"Nous sommes très fermes face à ce groupuscule, qui a déjà appelé à plusieurs reprises à la haine et à la violence, notamment à l'égard des homosexuels", a expliqué M. Delruelle, rappelant que le CECLR s'était constitué partie civile par le passé contre Shariah4Belgium. L'un de ces dossiers a d'ailleurs abouti récemment à la condamnation du porte-parole du mouvement, Fouad Belkacem, à deux ans de prison dont un ferme.

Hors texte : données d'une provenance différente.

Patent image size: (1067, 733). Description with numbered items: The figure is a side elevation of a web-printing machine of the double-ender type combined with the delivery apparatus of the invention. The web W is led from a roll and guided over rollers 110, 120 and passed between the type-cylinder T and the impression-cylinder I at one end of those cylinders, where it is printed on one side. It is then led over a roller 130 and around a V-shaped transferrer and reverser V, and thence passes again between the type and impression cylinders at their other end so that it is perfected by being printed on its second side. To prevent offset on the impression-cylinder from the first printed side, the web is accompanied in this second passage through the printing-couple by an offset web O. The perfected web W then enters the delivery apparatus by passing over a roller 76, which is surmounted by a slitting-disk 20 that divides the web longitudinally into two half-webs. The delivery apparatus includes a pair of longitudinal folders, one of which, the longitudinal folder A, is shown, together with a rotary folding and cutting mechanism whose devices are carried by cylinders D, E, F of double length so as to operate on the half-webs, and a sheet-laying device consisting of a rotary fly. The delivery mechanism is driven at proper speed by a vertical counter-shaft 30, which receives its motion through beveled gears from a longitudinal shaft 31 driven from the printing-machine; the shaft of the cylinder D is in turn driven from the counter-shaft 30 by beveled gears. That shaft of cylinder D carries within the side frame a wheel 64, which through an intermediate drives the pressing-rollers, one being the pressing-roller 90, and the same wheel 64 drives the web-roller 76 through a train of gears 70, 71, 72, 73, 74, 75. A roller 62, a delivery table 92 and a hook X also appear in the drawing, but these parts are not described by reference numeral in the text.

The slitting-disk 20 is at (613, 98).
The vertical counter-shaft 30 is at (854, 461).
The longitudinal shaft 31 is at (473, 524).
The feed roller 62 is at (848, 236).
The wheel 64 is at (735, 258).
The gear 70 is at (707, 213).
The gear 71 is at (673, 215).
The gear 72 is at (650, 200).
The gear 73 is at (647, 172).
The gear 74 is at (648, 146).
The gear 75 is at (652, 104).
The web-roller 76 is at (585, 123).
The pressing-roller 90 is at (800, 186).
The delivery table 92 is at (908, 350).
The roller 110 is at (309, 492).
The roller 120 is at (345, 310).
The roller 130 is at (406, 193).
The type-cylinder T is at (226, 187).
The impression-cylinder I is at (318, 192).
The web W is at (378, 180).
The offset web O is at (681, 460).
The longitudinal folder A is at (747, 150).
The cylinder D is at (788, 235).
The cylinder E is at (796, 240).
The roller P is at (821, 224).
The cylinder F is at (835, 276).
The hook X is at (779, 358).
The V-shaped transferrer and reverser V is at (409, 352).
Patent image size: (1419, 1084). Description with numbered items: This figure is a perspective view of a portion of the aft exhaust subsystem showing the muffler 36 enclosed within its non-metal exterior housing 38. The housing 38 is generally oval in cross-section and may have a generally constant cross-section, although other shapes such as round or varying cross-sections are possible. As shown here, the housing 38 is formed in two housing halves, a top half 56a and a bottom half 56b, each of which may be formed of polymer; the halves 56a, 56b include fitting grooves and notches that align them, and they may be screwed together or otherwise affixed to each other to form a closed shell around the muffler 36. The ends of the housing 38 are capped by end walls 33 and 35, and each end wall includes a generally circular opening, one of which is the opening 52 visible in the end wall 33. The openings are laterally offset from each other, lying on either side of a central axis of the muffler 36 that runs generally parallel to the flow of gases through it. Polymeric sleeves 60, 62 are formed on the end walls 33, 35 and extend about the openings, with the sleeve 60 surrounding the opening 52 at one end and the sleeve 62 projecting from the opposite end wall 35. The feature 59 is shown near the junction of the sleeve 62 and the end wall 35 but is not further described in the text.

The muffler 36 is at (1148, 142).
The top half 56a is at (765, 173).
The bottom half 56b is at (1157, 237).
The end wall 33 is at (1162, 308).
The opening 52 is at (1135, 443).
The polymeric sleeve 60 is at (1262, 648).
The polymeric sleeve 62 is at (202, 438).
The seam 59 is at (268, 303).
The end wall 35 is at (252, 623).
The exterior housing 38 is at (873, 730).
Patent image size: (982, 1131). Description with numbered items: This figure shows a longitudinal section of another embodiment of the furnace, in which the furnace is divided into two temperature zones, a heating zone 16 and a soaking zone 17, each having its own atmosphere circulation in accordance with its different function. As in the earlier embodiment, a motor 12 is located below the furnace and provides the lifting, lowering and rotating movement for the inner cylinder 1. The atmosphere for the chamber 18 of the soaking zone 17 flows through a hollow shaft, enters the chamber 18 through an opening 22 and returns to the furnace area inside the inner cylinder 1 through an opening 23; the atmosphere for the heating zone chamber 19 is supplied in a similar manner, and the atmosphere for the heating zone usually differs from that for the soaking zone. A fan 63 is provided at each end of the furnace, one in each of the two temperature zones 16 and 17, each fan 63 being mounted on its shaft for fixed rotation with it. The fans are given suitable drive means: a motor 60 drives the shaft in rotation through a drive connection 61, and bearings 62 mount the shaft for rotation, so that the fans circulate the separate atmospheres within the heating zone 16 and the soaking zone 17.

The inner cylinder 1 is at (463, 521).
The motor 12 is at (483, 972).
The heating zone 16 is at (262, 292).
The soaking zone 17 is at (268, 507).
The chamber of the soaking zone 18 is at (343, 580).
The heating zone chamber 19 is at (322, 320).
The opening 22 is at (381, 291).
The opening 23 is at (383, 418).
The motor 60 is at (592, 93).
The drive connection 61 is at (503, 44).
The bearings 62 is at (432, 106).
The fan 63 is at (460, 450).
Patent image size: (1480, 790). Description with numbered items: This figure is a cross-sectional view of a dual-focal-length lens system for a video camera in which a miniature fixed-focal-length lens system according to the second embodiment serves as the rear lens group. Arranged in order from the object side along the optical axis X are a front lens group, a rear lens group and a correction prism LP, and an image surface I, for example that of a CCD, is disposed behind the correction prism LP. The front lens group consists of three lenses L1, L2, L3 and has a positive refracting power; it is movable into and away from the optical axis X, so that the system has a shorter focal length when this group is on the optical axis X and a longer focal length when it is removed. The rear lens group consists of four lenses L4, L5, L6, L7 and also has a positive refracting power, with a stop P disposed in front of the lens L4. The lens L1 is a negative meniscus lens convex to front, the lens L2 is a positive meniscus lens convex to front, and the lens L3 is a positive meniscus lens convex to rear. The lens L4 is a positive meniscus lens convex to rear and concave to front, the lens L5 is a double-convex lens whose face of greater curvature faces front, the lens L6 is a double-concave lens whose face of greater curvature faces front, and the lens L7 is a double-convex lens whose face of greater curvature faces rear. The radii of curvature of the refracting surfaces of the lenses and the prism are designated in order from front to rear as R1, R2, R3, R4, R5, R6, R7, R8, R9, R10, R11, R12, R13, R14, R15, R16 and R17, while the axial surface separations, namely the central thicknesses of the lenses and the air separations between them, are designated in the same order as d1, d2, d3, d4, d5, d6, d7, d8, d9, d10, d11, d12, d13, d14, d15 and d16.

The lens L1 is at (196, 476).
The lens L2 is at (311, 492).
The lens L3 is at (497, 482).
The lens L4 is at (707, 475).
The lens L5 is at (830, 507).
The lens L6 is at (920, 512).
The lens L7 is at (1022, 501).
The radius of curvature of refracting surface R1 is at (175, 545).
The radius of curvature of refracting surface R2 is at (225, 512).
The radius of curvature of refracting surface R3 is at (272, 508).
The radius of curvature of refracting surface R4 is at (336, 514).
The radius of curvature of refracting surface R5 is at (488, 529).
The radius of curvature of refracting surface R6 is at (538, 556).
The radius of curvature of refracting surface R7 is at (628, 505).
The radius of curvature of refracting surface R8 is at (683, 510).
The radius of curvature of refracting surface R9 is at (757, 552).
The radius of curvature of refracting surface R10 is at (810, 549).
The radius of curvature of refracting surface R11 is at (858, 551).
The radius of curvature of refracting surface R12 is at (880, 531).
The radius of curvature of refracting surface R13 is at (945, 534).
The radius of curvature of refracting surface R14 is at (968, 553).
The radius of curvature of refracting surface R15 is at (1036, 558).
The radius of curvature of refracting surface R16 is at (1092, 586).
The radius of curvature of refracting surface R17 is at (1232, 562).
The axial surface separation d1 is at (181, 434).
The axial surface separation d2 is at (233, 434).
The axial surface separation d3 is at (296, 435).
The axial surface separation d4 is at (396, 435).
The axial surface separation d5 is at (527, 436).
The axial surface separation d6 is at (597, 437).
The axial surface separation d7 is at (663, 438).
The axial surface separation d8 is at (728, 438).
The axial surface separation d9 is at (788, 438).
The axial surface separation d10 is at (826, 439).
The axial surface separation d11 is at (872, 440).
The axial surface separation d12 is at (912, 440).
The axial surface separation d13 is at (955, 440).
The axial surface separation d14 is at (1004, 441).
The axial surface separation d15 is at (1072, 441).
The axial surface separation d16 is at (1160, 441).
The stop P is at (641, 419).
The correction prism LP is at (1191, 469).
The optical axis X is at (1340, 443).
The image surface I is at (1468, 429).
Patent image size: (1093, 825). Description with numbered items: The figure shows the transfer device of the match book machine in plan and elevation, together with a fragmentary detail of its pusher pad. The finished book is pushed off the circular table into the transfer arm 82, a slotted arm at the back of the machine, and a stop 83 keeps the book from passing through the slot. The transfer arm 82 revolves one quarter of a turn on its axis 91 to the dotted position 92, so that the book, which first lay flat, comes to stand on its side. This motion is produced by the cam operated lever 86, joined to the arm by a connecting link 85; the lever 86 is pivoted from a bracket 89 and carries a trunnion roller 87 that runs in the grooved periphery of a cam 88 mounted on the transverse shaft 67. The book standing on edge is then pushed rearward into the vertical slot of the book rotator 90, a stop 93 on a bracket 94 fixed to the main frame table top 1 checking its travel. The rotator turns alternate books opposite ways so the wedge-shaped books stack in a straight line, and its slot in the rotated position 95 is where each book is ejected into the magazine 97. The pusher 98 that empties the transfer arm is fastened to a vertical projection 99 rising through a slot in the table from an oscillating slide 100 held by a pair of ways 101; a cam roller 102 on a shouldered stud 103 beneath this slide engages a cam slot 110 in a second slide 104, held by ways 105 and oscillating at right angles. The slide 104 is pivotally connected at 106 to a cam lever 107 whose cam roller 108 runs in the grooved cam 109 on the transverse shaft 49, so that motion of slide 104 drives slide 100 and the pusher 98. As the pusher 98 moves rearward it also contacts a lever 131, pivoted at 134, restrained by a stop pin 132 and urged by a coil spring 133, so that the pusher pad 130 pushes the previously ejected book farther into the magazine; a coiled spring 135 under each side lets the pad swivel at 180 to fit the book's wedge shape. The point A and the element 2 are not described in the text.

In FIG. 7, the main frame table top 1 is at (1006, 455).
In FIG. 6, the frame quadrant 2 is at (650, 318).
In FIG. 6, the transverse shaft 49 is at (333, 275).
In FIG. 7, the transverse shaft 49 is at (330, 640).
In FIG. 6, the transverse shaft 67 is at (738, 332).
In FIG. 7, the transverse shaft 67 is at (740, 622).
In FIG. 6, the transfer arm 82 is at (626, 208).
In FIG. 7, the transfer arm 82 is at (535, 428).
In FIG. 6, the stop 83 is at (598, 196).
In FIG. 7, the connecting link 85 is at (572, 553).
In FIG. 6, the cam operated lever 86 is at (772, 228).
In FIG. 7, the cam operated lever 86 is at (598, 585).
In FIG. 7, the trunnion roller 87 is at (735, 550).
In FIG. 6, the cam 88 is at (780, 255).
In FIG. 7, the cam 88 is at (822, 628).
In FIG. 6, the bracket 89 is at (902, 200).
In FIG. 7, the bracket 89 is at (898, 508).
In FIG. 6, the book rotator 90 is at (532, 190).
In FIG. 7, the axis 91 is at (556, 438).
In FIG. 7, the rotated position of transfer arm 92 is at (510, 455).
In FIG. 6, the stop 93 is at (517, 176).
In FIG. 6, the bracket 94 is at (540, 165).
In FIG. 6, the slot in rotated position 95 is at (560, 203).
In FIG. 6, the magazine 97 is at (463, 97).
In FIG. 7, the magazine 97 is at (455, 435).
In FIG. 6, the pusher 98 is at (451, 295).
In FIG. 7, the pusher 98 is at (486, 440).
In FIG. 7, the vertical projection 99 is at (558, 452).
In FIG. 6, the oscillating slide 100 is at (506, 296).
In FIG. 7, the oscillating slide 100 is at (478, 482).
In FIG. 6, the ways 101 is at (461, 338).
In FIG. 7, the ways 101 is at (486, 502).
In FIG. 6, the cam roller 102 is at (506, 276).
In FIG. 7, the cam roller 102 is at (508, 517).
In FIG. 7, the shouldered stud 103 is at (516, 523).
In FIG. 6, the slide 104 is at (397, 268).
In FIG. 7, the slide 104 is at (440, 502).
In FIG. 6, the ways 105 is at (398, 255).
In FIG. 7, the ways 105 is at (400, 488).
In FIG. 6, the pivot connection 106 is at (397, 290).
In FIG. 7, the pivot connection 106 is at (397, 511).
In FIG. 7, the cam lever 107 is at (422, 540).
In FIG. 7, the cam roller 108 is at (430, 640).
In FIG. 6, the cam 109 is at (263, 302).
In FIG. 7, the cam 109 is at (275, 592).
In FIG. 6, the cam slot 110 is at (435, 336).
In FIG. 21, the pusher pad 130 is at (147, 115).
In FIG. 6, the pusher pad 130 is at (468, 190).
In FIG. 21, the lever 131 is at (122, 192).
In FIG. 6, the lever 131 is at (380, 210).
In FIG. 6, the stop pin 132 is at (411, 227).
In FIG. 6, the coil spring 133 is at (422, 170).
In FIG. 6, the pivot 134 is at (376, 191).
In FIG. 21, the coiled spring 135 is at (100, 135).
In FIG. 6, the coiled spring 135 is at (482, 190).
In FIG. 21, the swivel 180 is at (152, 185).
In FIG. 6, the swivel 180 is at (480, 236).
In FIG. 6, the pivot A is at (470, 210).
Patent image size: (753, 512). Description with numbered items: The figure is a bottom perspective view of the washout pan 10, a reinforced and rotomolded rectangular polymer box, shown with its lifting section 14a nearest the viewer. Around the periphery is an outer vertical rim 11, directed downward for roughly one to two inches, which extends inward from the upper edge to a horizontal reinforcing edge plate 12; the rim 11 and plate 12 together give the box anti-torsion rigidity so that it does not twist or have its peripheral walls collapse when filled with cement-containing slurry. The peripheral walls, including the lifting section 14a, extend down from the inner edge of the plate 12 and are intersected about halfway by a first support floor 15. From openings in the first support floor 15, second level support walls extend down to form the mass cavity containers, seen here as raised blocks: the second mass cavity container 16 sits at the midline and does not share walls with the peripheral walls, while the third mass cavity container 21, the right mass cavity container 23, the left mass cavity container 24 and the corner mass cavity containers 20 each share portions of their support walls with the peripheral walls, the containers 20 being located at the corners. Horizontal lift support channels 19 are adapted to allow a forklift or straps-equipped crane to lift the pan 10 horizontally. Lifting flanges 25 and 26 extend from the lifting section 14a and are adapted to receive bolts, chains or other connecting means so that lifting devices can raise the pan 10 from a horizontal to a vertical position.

M. Delruelle ne peut toutefois affirmer aujourd'hui que le Centre se constituera partie civile à la suite de l'appel à manifester devant le commissariat de la rue du Facteur, à Molenbeek, lancé par Shariah4Belgium.
"Nous allons analyser de manière précise les différents éléments (vidéos, messages, etc.) sur le plan juridique. Si nous estimons que les propos relèvent de l'incitation, nous pourrions nous constituer partie civile. Mais c'est le conseil d'administration qui décidera", a-t-il ajouté.
Lancer un appel à manifester alors que toute manifestation est interdite peut être constitutif d'une incitation à la haine, selon M. Delruelle. "Tout dépend du contexte et de l'intention", a-t-il commenté.
Il n'est pas juridiquement possible d'interdire Shariah4Belgium sur le territoire. "Il n'existe pas de loi pour empêcher préventivement une telle association de fait, mais on peut poursuivre les individus pour appartenance à un groupement qui incite à la haine. Il faut que la justice entame de nouvelles actions judiciaires. La police et la Sûreté de l'Etat peuvent les mettre hors d'état de nuire", a-t-il conclu.